Here is a minimal example demonstrating how to create an agent using the AnthropicProvider, set a system prompt, and stream the response events:

use yoagent::agent::Agent;
use yoagent::provider::AnthropicProvider;
use yoagent::types::*;

#[tokio::main]
async fn main() {
    let mut agent = Agent::new(AnthropicProvider)
        .with_system_prompt("You are a helpful assistant.")
        .with_model("claude-sonnet-4-20250514")
        .with_api_key(std::env::var("ANTHROPIC_API_KEY").unwrap());

    let mut rx = agent.prompt("What is Rust's ownership model?").await;

    while let Some(event) = rx.recv().await {
        match event {
            AgentEvent::MessageUpdate {
                delta: StreamDelta::Text { delta }, ..
            } => print!("{}", delta),
            AgentEvent::AgentEnd { .. } => break,
            _ => {}
        }
    }
}

This example shows the async streaming of partial outputs, allowing real-time consumption of the LLM’s response.

yoagent also supports loading domain-specific skills compatible with the AgentSkills format. Skills are directories with a SKILL.md file and optional scripts. These skills provide modular domain expertise that the agent can invoke dynamically. The library handles injecting the skills index into the system prompt and reading skill instructions on demand via tools, without any special infrastructure.

verdict

yoagent is a well-crafted Rust library for developers who want a minimal, transparent AI agent runtime without the complexity of embedded planning or retrieval systems. Its event-driven architecture and multi-provider support make it flexible and extensible for real-world usage.

The tradeoff is its simplicity: if your use case demands autonomous planning, rich memory, or integrated RAG, you will need to build those layers externally or look elsewhere. But for Rust projects requiring a clean agent loop with built-in tools and the ability to handle multiple LLM providers, yoagent is a strong foundation.
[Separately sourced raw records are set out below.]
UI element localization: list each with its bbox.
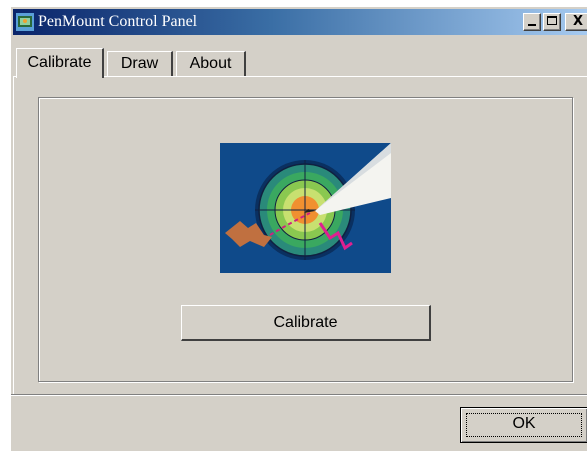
calibrate-tab-panel: Calibrate [13,76,587,394]
tab-draw[interactable]: Draw [107,51,173,76]
calibrate-button[interactable]: Calibrate [181,305,431,341]
ok-label: OK [512,415,536,432]
tab-about[interactable]: About [176,51,246,76]
window-title: PenMount Control Panel [38,13,198,30]
control-panel-window: PenMount Control Panel X Calibrate Draw … [10,6,587,451]
close-icon: X [572,14,584,29]
footer-separator [11,394,587,396]
close-button[interactable]: X [565,13,587,31]
minimize-icon [524,14,540,30]
app-icon [16,13,34,31]
target-calibration-icon [220,143,391,273]
minimize-button[interactable] [523,13,541,31]
calibrate-group: Calibrate [38,97,573,382]
maximize-icon [544,14,560,30]
maximize-button[interactable] [543,13,561,31]
tab-calibrate[interactable]: Calibrate [16,48,104,78]
ok-button[interactable]: OK [460,407,587,443]
title-bar[interactable]: PenMount Control Panel X [13,9,587,35]
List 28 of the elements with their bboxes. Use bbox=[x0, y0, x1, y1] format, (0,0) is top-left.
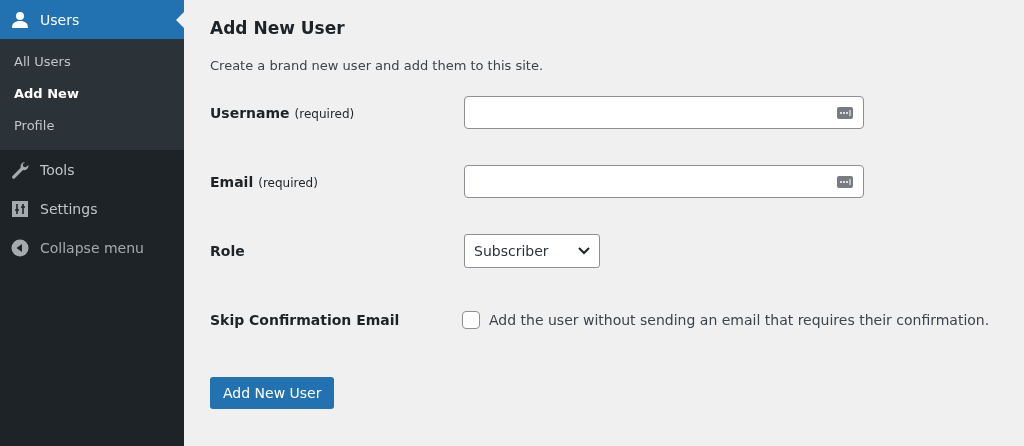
password-manager-icon[interactable] bbox=[837, 175, 853, 188]
page-description: Create a brand new user and add them to this site. bbox=[210, 58, 545, 73]
sidebar-item[interactable]: Collapse menu bbox=[0, 228, 184, 267]
field-label: Username bbox=[210, 104, 290, 121]
collapse-icon bbox=[10, 237, 30, 258]
add-new-user-button[interactable]: Add New User bbox=[210, 377, 335, 409]
field-label: Role bbox=[210, 242, 245, 259]
role-select[interactable]: Subscriber bbox=[464, 233, 600, 268]
password-manager-icon[interactable] bbox=[837, 106, 853, 119]
sidebar-item[interactable]: Users bbox=[0, 0, 184, 39]
wrench-icon bbox=[10, 159, 30, 180]
text-field[interactable] bbox=[464, 165, 864, 198]
page-title: Add New User bbox=[210, 18, 346, 38]
checkbox[interactable] bbox=[462, 310, 480, 329]
submenu-item[interactable]: Profile bbox=[0, 110, 184, 142]
sidebar-item[interactable]: Tools bbox=[0, 150, 184, 189]
required-note: (required) bbox=[258, 175, 318, 190]
text-field[interactable] bbox=[464, 96, 864, 129]
checkbox-label: Add the user without sending an email that requires their confirmation. bbox=[489, 311, 990, 328]
sidebar-item[interactable]: Settings bbox=[0, 189, 184, 228]
field-label: Skip Confirmation Email bbox=[210, 311, 400, 328]
user-icon bbox=[10, 9, 30, 30]
required-note: (required) bbox=[294, 106, 355, 121]
chevron-down-icon bbox=[577, 245, 591, 256]
submenu-item[interactable]: Add New bbox=[0, 78, 184, 110]
field-label: Email bbox=[210, 173, 254, 190]
submenu-item[interactable]: All Users bbox=[0, 46, 184, 78]
sliders-icon bbox=[10, 198, 30, 219]
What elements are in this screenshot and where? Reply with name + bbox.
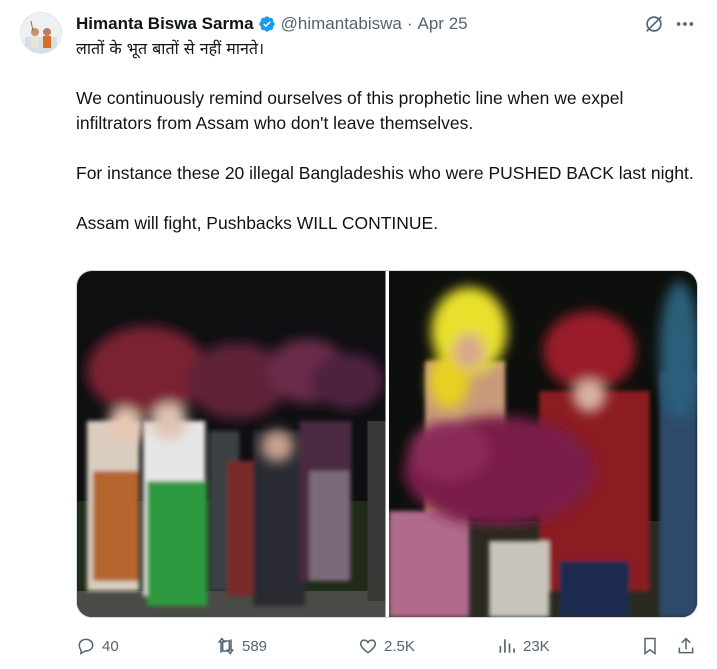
bookmark-button[interactable]	[640, 632, 660, 660]
tweet-photo-2[interactable]	[388, 271, 697, 617]
tweet-header: Himanta Biswa Sarma @himantabiswa · Apr …	[76, 12, 468, 36]
reply-count: 40	[102, 637, 119, 655]
author-name[interactable]: Himanta Biswa Sarma	[76, 14, 254, 34]
bookmark-icon	[644, 637, 656, 655]
tweet-paragraph-3: Assam will fight, Pushbacks WILL CONTINU…	[76, 213, 439, 233]
author-handle[interactable]: @himantabiswa	[281, 14, 402, 34]
views-count: 23K	[523, 637, 550, 655]
reply-button[interactable]: 40	[76, 632, 119, 660]
verified-badge-icon	[258, 15, 276, 33]
share-icon	[678, 637, 694, 654]
share-button[interactable]	[676, 632, 696, 660]
grok-icon[interactable]	[643, 13, 665, 35]
like-count: 2.5K	[384, 637, 415, 655]
tweet-paragraph-1: We continuously remind ourselves of this…	[76, 88, 624, 133]
heart-icon	[359, 639, 377, 654]
tweet-actions: 40 589 2.5K 23K	[76, 632, 696, 660]
retweet-icon	[217, 637, 235, 655]
like-button[interactable]: 2.5K	[358, 632, 415, 660]
separator-dot: ·	[406, 14, 413, 33]
retweet-button[interactable]: 589	[216, 632, 267, 660]
more-icon[interactable]	[674, 13, 696, 35]
reply-icon	[78, 638, 94, 655]
tweet-card[interactable]: Himanta Biswa Sarma @himantabiswa · Apr …	[0, 0, 717, 669]
retweet-count: 589	[242, 637, 268, 655]
tweet-date[interactable]: Apr 25	[418, 14, 468, 34]
tweet-text: लातों के भूत बातों से नहीं मानते। We con…	[76, 36, 696, 236]
views-button[interactable]: 23K	[497, 632, 550, 660]
avatar[interactable]	[20, 12, 62, 54]
tweet-line-hindi: लातों के भूत बातों से नहीं मानते।	[76, 39, 265, 58]
tweet-paragraph-2: For instance these 20 illegal Bangladesh…	[76, 163, 694, 183]
tweet-media	[76, 270, 698, 618]
views-icon	[499, 639, 515, 653]
tweet-photo-1[interactable]	[77, 271, 386, 617]
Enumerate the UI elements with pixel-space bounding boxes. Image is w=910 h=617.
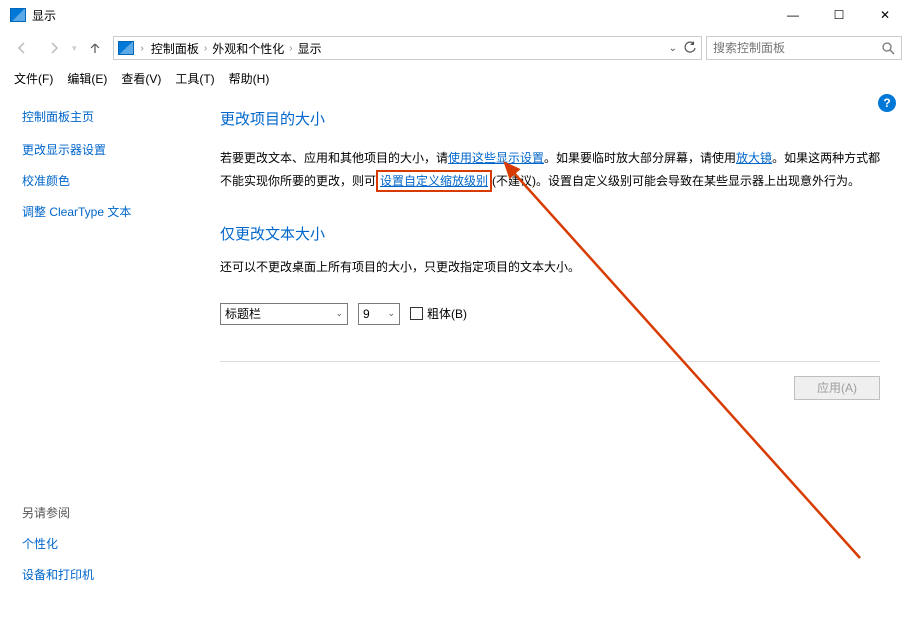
menu-bar: 文件(F) 编辑(E) 查看(V) 工具(T) 帮助(H) (0, 66, 910, 90)
maximize-button[interactable]: ☐ (816, 0, 862, 30)
chevron-down-icon: ⌄ (387, 308, 395, 319)
menu-edit[interactable]: 编辑(E) (61, 68, 113, 89)
window-icon (10, 8, 26, 22)
paragraph-text-only: 还可以不更改桌面上所有项目的大小，只更改指定项目的文本大小。 (220, 258, 886, 275)
bold-checkbox[interactable] (410, 307, 423, 320)
divider (220, 361, 880, 362)
apply-row: 应用(A) (220, 376, 880, 400)
bold-checkbox-wrap[interactable]: 粗体(B) (410, 305, 467, 322)
size-dropdown-value: 9 (363, 307, 370, 321)
link-custom-scaling[interactable]: 设置自定义缩放级别 (380, 174, 488, 188)
address-icon (118, 41, 134, 55)
see-also-label: 另请参阅 (22, 504, 94, 521)
content-wrap: 控制面板主页 更改显示器设置 校准颜色 调整 ClearType 文本 另请参阅… (0, 90, 910, 617)
breadcrumb-item[interactable]: 控制面板 (151, 40, 199, 57)
search-icon[interactable] (881, 41, 895, 55)
address-controls: ⌄ (669, 41, 697, 55)
menu-help[interactable]: 帮助(H) (223, 68, 276, 89)
link-display-settings[interactable]: 使用这些显示设置 (448, 151, 544, 165)
link-magnifier[interactable]: 放大镜 (736, 151, 772, 165)
sidebar-link-display-settings[interactable]: 更改显示器设置 (22, 141, 180, 158)
title-left: 显示 (2, 7, 56, 24)
highlighted-box: 设置自定义缩放级别 (376, 170, 492, 192)
sidebar-link-cleartype[interactable]: 调整 ClearType 文本 (22, 203, 180, 220)
forward-button[interactable] (40, 34, 68, 62)
search-box[interactable] (706, 36, 902, 60)
annotation-arrow (490, 148, 870, 568)
apply-button[interactable]: 应用(A) (794, 376, 880, 400)
heading-text-only: 仅更改文本大小 (220, 223, 886, 244)
help-icon[interactable]: ? (878, 94, 896, 112)
main-content: ? 更改项目的大小 若要更改文本、应用和其他项目的大小，请使用这些显示设置。如果… (190, 90, 910, 617)
menu-tools[interactable]: 工具(T) (169, 68, 220, 89)
window-title: 显示 (32, 7, 56, 24)
address-bar[interactable]: › 控制面板 › 外观和个性化 › 显示 ⌄ (113, 36, 702, 60)
heading-change-size: 更改项目的大小 (220, 108, 886, 129)
navigation-bar: ▾ › 控制面板 › 外观和个性化 › 显示 ⌄ (0, 30, 910, 66)
sidebar-link-calibrate-color[interactable]: 校准颜色 (22, 172, 180, 189)
paragraph-description: 若要更改文本、应用和其他项目的大小，请使用这些显示设置。如果要临时放大部分屏幕，… (220, 147, 886, 193)
window-controls: — ☐ ✕ (770, 0, 908, 30)
sidebar-home-link[interactable]: 控制面板主页 (22, 108, 180, 125)
menu-view[interactable]: 查看(V) (115, 68, 167, 89)
close-button[interactable]: ✕ (862, 0, 908, 30)
size-dropdown[interactable]: 9 ⌄ (358, 303, 400, 325)
item-dropdown-value: 标题栏 (225, 305, 261, 322)
item-dropdown[interactable]: 标题栏 ⌄ (220, 303, 348, 325)
breadcrumb-item[interactable]: 外观和个性化 (212, 40, 284, 57)
breadcrumb-separator: › (141, 43, 144, 54)
sidebar-see-also: 另请参阅 个性化 设备和打印机 (22, 504, 94, 597)
title-bar: 显示 — ☐ ✕ (0, 0, 910, 30)
back-button[interactable] (8, 34, 36, 62)
controls-row: 标题栏 ⌄ 9 ⌄ 粗体(B) (220, 303, 886, 325)
sidebar: 控制面板主页 更改显示器设置 校准颜色 调整 ClearType 文本 另请参阅… (0, 90, 190, 617)
breadcrumb-item[interactable]: 显示 (298, 40, 322, 57)
breadcrumb: 控制面板 › 外观和个性化 › 显示 (151, 40, 322, 57)
search-input[interactable] (713, 41, 881, 55)
address-dropdown-icon[interactable]: ⌄ (669, 43, 677, 54)
up-button[interactable] (81, 34, 109, 62)
chevron-down-icon: ⌄ (335, 308, 343, 319)
minimize-button[interactable]: — (770, 0, 816, 30)
sidebar-link-devices-printers[interactable]: 设备和打印机 (22, 566, 94, 583)
recent-dropdown-icon[interactable]: ▾ (72, 43, 77, 54)
sidebar-link-personalization[interactable]: 个性化 (22, 535, 94, 552)
bold-label: 粗体(B) (427, 305, 467, 322)
refresh-icon[interactable] (683, 41, 697, 55)
menu-file[interactable]: 文件(F) (8, 68, 59, 89)
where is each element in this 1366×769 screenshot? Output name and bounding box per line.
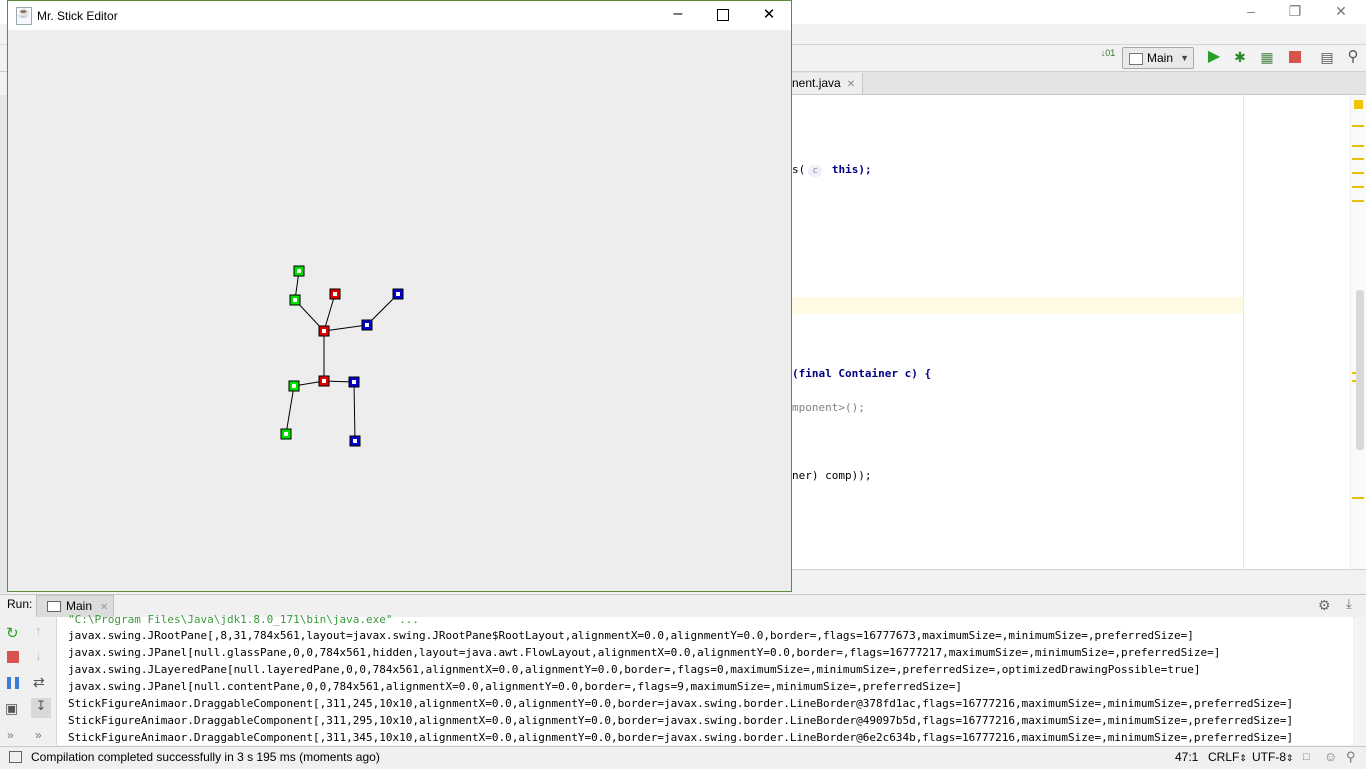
code-line: (final Container c) { (792, 367, 932, 380)
stick-segment (323, 293, 336, 332)
warning-mark[interactable] (1352, 125, 1364, 127)
code-editor[interactable] (792, 95, 1366, 569)
tab-file-java[interactable]: nent.java ✕ (792, 73, 863, 94)
project-structure-icon[interactable]: ▤ (1319, 49, 1335, 65)
hide-panel-icon[interactable]: ⤓ (1346, 596, 1352, 612)
code-line: mponent>(); (792, 401, 865, 414)
stick-segment (353, 381, 356, 442)
line-separator[interactable]: CRLF⇕ (1208, 750, 1247, 764)
event-log-icon[interactable]: ⚲ (1346, 749, 1356, 765)
close-icon[interactable]: ✕ (100, 602, 108, 613)
soft-wrap-icon[interactable]: ⇄ (33, 674, 45, 691)
tab-file-label: nent.java (792, 76, 841, 90)
camera-icon[interactable]: ▣ (5, 700, 18, 717)
coverage-icon[interactable]: ▦ (1259, 49, 1275, 65)
close-button[interactable]: ✕ (755, 4, 783, 26)
more-tools-icon[interactable]: » (35, 728, 42, 742)
caret-row-highlight (792, 297, 1244, 314)
console-scrollbar[interactable] (1354, 617, 1366, 745)
editor-bottom-bar (792, 569, 1366, 594)
console-line: StickFigureAnimaor.DraggableComponent[,3… (68, 697, 1294, 710)
console-line: StickFigureAnimaor.DraggableComponent[,3… (68, 731, 1294, 744)
console-command-line: "C:\Program Files\Java\jdk1.8.0_171\bin\… (68, 613, 419, 626)
right-margin-guide (1243, 95, 1244, 569)
java-app-icon: ☕ (16, 7, 32, 25)
console-line: StickFigureAnimaor.DraggableComponent[,3… (68, 714, 1294, 727)
run-config-label: Main (1147, 51, 1174, 65)
lock-icon[interactable]: □ (1303, 751, 1310, 763)
param-hint-badge: c (808, 165, 823, 177)
run-config-select[interactable]: Main ▼ (1122, 47, 1194, 69)
console-icon (47, 601, 61, 613)
code-line: s(c this); (792, 163, 872, 177)
minimize-button[interactable]: – (664, 4, 692, 26)
editor-scrollbar-thumb[interactable] (1356, 290, 1364, 450)
inspector-icon[interactable]: ☺ (1324, 749, 1337, 764)
close-icon[interactable]: ✕ (847, 79, 855, 90)
up-arrow-icon[interactable]: ↑ (35, 623, 42, 638)
rerun-icon[interactable]: ↻ (6, 624, 19, 642)
console-line: javax.swing.JRootPane[,8,31,784x561,layo… (68, 629, 1194, 642)
ide-minimize-button[interactable]: – (1236, 2, 1266, 20)
ide-close-button[interactable]: ✕ (1326, 2, 1356, 20)
tool-windows-icon[interactable] (9, 751, 22, 763)
build-project-icon[interactable]: ↓01 (1100, 49, 1116, 65)
file-encoding[interactable]: UTF-8⇕ (1252, 750, 1294, 764)
console-line: javax.swing.JPanel[null.glassPane,0,0,78… (68, 646, 1221, 659)
warning-mark[interactable] (1352, 497, 1364, 499)
pause-icon[interactable] (7, 677, 19, 689)
app-title: Mr. Stick Editor (37, 9, 118, 23)
stick-figure-canvas[interactable] (8, 31, 791, 591)
warning-mark[interactable] (1352, 186, 1364, 188)
search-icon[interactable]: ⚲ (1345, 49, 1361, 65)
config-icon (1129, 52, 1143, 65)
stick-segment (323, 324, 368, 332)
down-arrow-icon[interactable]: ↓ (35, 648, 42, 663)
run-panel-label: Run: (7, 597, 33, 611)
inspection-status-icon[interactable] (1354, 100, 1363, 109)
stop-icon[interactable] (1287, 49, 1303, 65)
stick-segment (285, 385, 295, 435)
maximize-button[interactable] (709, 4, 737, 26)
code-line: ner) comp)); (792, 469, 872, 482)
chevron-down-icon: ▼ (1180, 53, 1189, 63)
warning-mark[interactable] (1352, 200, 1364, 202)
gear-icon[interactable]: ⚙ (1318, 597, 1331, 614)
stop-icon[interactable] (7, 651, 19, 663)
scroll-to-end-icon[interactable]: ↧ (31, 698, 51, 718)
debug-icon[interactable]: ✱ (1232, 49, 1248, 65)
warning-mark[interactable] (1352, 158, 1364, 160)
ide-restore-button[interactable]: ❐ (1280, 2, 1310, 20)
warning-mark[interactable] (1352, 172, 1364, 174)
console-line: javax.swing.JPanel[null.contentPane,0,0,… (68, 680, 963, 693)
app-title-bar[interactable]: ☕ Mr. Stick Editor – ✕ (8, 1, 791, 30)
caret-position[interactable]: 47:1 (1175, 750, 1198, 764)
more-tools-icon[interactable]: » (7, 728, 14, 742)
status-message[interactable]: Compilation completed successfully in 3 … (31, 750, 380, 764)
run-icon[interactable]: ▶ (1206, 49, 1222, 65)
editor-tab-strip (792, 72, 1366, 95)
warning-mark[interactable] (1352, 145, 1364, 147)
console-line: javax.swing.JLayeredPane[null.layeredPan… (68, 663, 1201, 676)
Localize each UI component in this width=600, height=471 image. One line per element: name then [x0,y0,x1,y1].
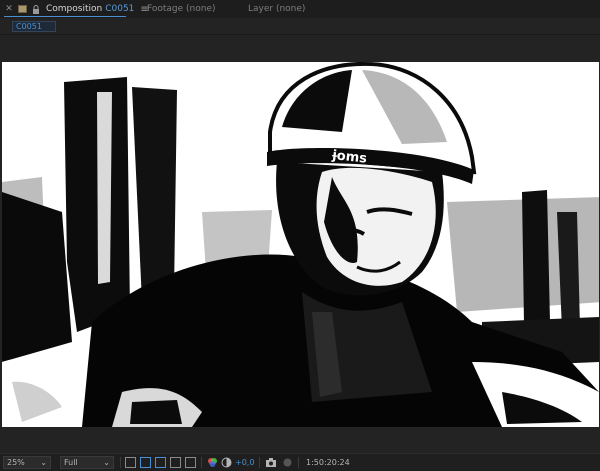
reset-exposure-button[interactable] [221,456,232,469]
magnification-value: 25% [7,458,25,467]
resolution-dropdown[interactable]: Full ⌄ [60,456,114,469]
region-of-interest-button[interactable] [170,456,181,469]
fast-previews-button[interactable] [125,456,136,469]
guide-options-button[interactable] [185,456,196,469]
viewer-pasteboard [0,35,600,62]
transparency-grid-button[interactable] [140,456,151,469]
resolution-value: Full [64,458,78,467]
tab-layer[interactable]: Layer (none) [248,0,305,18]
composition-icon [18,5,27,13]
panel-tab-bar: ✕ Composition C0051 ≡ Footage (none) Lay… [0,0,600,18]
toolbar-divider [298,457,299,468]
chevron-down-icon: ⌄ [40,458,47,467]
rgb-channels-icon [208,458,217,467]
mask-path-icon [155,457,166,468]
region-of-interest-icon [170,457,181,468]
show-snapshot-button[interactable] [282,456,293,469]
exposure-icon [221,457,232,468]
channel-button[interactable] [207,456,218,469]
breadcrumb[interactable]: C0051 [12,21,56,32]
transparency-grid-icon [140,457,151,468]
tab-footage[interactable]: Footage (none) [147,0,216,18]
take-snapshot-button[interactable] [265,456,277,469]
toolbar-divider [120,457,121,468]
viewer-toolbar: 25% ⌄ Full ⌄ +0,0 1:50:20:24 [0,453,600,471]
viewer-pasteboard-bottom [0,427,600,453]
lock-icon[interactable] [31,4,40,14]
mask-visibility-button[interactable] [155,456,166,469]
viewer-frame-image: ɉoms [2,62,599,427]
fast-previews-icon [125,457,136,468]
grid-guides-icon [185,457,196,468]
tab-composition-title: Composition [46,4,103,14]
show-snapshot-icon [283,458,292,467]
toolbar-divider [201,457,202,468]
exposure-value[interactable]: +0,0 [235,456,254,469]
composition-navigator-bar: C0051 [0,18,600,35]
magnification-dropdown[interactable]: 25% ⌄ [3,456,51,469]
tab-composition-name: C0051 [105,4,135,14]
toolbar-divider [259,457,260,468]
active-tab-indicator [4,16,126,17]
chevron-down-icon: ⌄ [103,458,110,467]
camera-icon [266,458,276,467]
close-icon[interactable]: ✕ [4,4,14,14]
current-time-display[interactable]: 1:50:20:24 [306,456,350,469]
composition-viewer[interactable]: ɉoms [2,62,599,427]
Its clear codebase and practical design also make it a good learning resource for anyone looking to understand how to implement AI agents in Rust with async streaming and modular tool execution. The included CLI example offers a compact, interactive playground to experiment with its features.

In sum, yoagent bets on less to achieve more: a lean runtime, observable event flow, and extensibility through skills and sub-agents. It’s worth exploring if you want to embed AI agents in Rust without the overhead of heavyweight agent frameworks.